Big projects are destablising in the short term and have minimal impact in the long term, says economist.
"It's that Territory mentality: if it's a big thing with lots of cranes, then it's really good for the economy. But it's about as good for the economy as two high schools in the long run."
Economist Rolf Gerritsen, research director at the Alice Springs campus of Charles Darwin University, is talking about the $20 billion INPEX gas project and its impact on the Territory economy. The Alice Springs News Online asked him whether it is the "game changer" from which "all Territorians" will "ultimately benefit" as Chief Minister Paul Henderson would have us believe. Professor Gerritsen pours cold water on that idea: "It's the way we see economic development. We don't see the university here, for example, employing an extra two people as economic development, but it is. They generate demand in the local community, a more sustainable kind of demand than these big projects." KIERAN FINNANE reports.

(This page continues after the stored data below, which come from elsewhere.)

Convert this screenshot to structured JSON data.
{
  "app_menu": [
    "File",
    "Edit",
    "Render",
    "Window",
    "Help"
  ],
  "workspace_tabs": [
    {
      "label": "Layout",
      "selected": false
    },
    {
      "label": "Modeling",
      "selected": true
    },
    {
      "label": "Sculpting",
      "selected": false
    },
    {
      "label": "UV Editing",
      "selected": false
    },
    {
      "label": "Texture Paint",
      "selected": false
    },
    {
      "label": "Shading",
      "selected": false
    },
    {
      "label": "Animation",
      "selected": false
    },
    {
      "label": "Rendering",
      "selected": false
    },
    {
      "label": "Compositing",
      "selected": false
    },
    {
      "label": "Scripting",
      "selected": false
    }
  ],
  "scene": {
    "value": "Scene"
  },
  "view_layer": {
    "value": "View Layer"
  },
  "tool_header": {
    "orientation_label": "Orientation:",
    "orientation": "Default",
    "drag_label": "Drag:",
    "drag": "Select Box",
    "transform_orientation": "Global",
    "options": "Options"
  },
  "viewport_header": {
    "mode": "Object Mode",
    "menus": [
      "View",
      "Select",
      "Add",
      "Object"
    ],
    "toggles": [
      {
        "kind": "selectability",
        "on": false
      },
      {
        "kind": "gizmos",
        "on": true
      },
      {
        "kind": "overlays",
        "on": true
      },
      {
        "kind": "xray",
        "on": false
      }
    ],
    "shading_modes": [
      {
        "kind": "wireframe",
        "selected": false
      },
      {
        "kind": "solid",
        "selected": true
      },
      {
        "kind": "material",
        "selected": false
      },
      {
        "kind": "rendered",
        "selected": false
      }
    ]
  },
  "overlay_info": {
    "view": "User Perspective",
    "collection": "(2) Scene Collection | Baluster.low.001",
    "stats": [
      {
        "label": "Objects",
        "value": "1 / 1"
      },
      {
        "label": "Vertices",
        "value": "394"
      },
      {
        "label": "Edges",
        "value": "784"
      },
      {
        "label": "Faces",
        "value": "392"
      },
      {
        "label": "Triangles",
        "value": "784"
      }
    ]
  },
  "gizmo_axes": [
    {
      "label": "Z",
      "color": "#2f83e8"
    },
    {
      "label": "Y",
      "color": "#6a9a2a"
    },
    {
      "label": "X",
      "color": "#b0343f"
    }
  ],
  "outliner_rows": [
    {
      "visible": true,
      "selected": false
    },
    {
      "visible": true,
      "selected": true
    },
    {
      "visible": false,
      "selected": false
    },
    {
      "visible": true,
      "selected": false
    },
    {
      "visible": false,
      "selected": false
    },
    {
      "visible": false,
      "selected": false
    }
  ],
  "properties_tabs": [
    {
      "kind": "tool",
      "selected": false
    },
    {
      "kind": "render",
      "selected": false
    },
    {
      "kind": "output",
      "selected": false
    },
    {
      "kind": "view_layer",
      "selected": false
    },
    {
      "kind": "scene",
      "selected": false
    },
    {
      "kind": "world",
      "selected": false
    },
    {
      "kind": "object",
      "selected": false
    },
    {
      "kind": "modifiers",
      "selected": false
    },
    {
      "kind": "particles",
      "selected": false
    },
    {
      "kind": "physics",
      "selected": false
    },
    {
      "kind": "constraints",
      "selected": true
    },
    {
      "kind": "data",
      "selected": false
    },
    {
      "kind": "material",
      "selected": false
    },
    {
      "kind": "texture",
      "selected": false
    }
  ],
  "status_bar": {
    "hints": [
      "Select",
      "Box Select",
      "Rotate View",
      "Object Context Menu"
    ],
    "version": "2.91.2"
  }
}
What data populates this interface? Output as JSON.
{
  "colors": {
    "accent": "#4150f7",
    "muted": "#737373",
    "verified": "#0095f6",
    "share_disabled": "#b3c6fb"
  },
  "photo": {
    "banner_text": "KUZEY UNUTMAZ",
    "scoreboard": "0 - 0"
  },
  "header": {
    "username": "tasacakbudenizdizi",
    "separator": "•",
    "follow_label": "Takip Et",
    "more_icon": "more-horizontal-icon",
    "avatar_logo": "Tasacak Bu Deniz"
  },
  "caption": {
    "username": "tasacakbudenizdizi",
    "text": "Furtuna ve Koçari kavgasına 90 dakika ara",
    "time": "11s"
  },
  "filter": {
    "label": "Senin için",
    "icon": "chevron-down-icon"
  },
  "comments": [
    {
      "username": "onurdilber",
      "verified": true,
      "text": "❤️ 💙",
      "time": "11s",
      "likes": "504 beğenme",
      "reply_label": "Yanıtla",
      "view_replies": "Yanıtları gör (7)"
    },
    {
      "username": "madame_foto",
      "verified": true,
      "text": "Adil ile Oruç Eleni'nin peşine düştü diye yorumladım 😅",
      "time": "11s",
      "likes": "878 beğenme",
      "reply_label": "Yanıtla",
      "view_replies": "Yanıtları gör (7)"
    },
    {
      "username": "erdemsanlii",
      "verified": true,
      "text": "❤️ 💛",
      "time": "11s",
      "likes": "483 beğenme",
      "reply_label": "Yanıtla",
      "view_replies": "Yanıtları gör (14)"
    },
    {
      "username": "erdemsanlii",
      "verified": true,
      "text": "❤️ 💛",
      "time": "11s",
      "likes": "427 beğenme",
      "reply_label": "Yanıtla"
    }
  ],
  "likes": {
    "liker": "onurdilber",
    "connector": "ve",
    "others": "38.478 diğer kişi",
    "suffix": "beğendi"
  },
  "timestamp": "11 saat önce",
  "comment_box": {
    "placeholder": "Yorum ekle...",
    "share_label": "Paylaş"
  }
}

Pictured: Ross Engineering workshop in Alice Springs. Recruiting staff, already a nightmare in Alice Springs, will become even more difficult when INPEX starts competing for skilled workers. That's the view of Neil Ross, from Ross Engineering. On the other hand, the giant project – if it gets its final approval – may offer business opportunities for firms in The Centre, the huge distance from Darwin notwithstanding.